El primero, haber unido mi vida a la de la mujer con la que hace 56 años me casé. El segundo, haberle entregado desde el primer día de nuestro matrimonio todo mi sueldo para que ella lo manejara. Si no hubiera hecho eso, si hubiera yo administrado los ingresos de la casa, seguramente ahora seríamos indigentes en situación de calle o huéspedes de algún asilo para menesterosos.

Conozco a otro como yo que tampoco sabe manejar el dinero. Se llama Andrés Manuel López Obrador. Mientras el País tiene grandes necesidades él gasta los recursos de la Nación en obras que muestran todos los visos de que serán elefantes blancos, y reparte a diestra y a siniestra, sin discernimiento ni control alguno, dádivas en dinero para mantener una clientela electoral que le permita fortalecerse y fortalecer sus propósitos políticos.

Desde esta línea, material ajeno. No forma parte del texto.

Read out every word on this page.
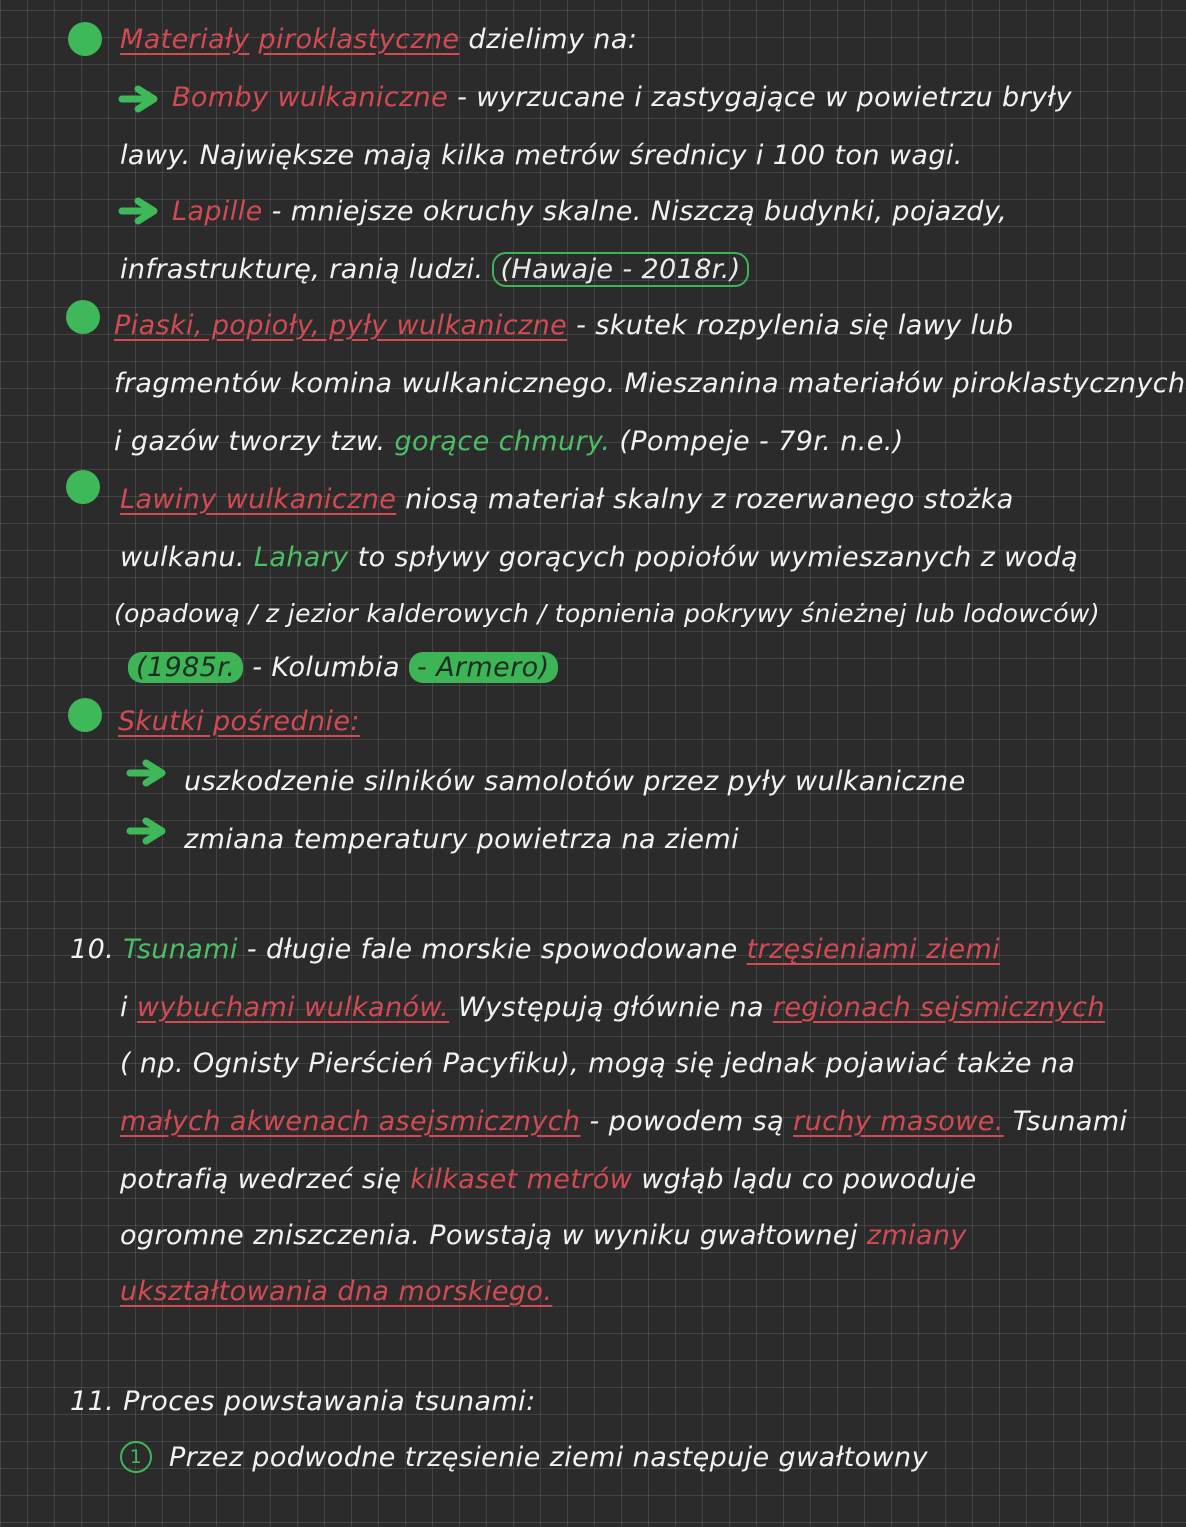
Materiały piroklastyczne dzielimy na:
Bomby wulkaniczne - wyrzucane i zastygające w powietrzu bryły
lawy. Największe mają kilka metrów średnicy i 100 ton wagi.
Lapille - mniejsze okruchy skalne. Niszczą budynki, pojazdy,
infrastrukturę, ranią ludzi. (Hawaje - 2018r.)
Piaski, popioły, pyły wulkaniczne - skutek rozpylenia się lawy lub
fragmentów komina wulkanicznego. Mieszanina materiałów piroklastycznych
i gazów tworzy tzw. gorące chmury. (Pompeje - 79r. n.e.)
Lawiny wulkaniczne niosą materiał skalny z rozerwanego stożka
wulkanu. Lahary to spływy gorących popiołów wymieszanych z wodą
(opadową / z jezior kalderowych / topnienia pokrywy śnieżnej lub lodowców)
(1985r. - Kolumbia - Armero)
Skutki pośrednie:
uszkodzenie silników samolotów przez pyły wulkaniczne
zmiana temperatury powietrza na ziemi
10. Tsunami - długie fale morskie spowodowane trzęsieniami ziemi
i wybuchami wulkanów. Występują głównie na regionach sejsmicznych
( np. Ognisty Pierścień Pacyfiku), mogą się jednak pojawiać także na
małych akwenach asejsmicznych - powodem są ruchy masowe. Tsunami
potrafią wedrzeć się kilkaset metrów wgłąb lądu co powoduje
ogromne zniszczenia. Powstają w wyniku gwałtownej zmiany
ukształtowania dna morskiego.
11. Proces powstawania tsunami:
1 Przez podwodne trzęsienie ziemi następuje gwałtowny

La apropiación que ha hecho de los fideicomisos nacionales es una muestra más de que AMLO anda arañando dinero en donde puede para lograr lo que quiere. Con eso provoca graves daños a la Nación. Hemos entrado en una pendiente peligrosa que indefectiblemente llevará al País hacia la bancarrota. Si no sonara a suficiencia terminaría esta parrafada con un "De mí se acuerdan".

Aquel pobre infeliz estaba en una cama de hospital vendado de pies a cabeza igual que momia egipcia. Un amigo lo fue a visitar y le preguntó condolido: "¿Qué te sucedió?". Con voz apenas audible respondió el lacerado: "Estoy aquí por mis creencias". El amigo se alarmó: "¿Por tus creencias religiosas?". "No -precisó el otro-. Creí que el marido andaba de viaje".

Una señora le contó a su vecina: "En su juventud mi marido fue un atleta. Bíceps de atleta, torso de atleta, muslos de atleta. Ahora ya nada más le queda el pie".

Rosibel, la secretaria de don Algón, le pidió permiso para ausentarse unos meses del trabajo. Le explicó el motivo por el cual solicitaba ese retiro temporal: "Estoy embarazada por azar". El ejecutivo se desconcertó. "¿Cómo por azar?". Rosibel llamó a uno de sus compañeros de la oficina: "Explícale cómo, Azar". FIN.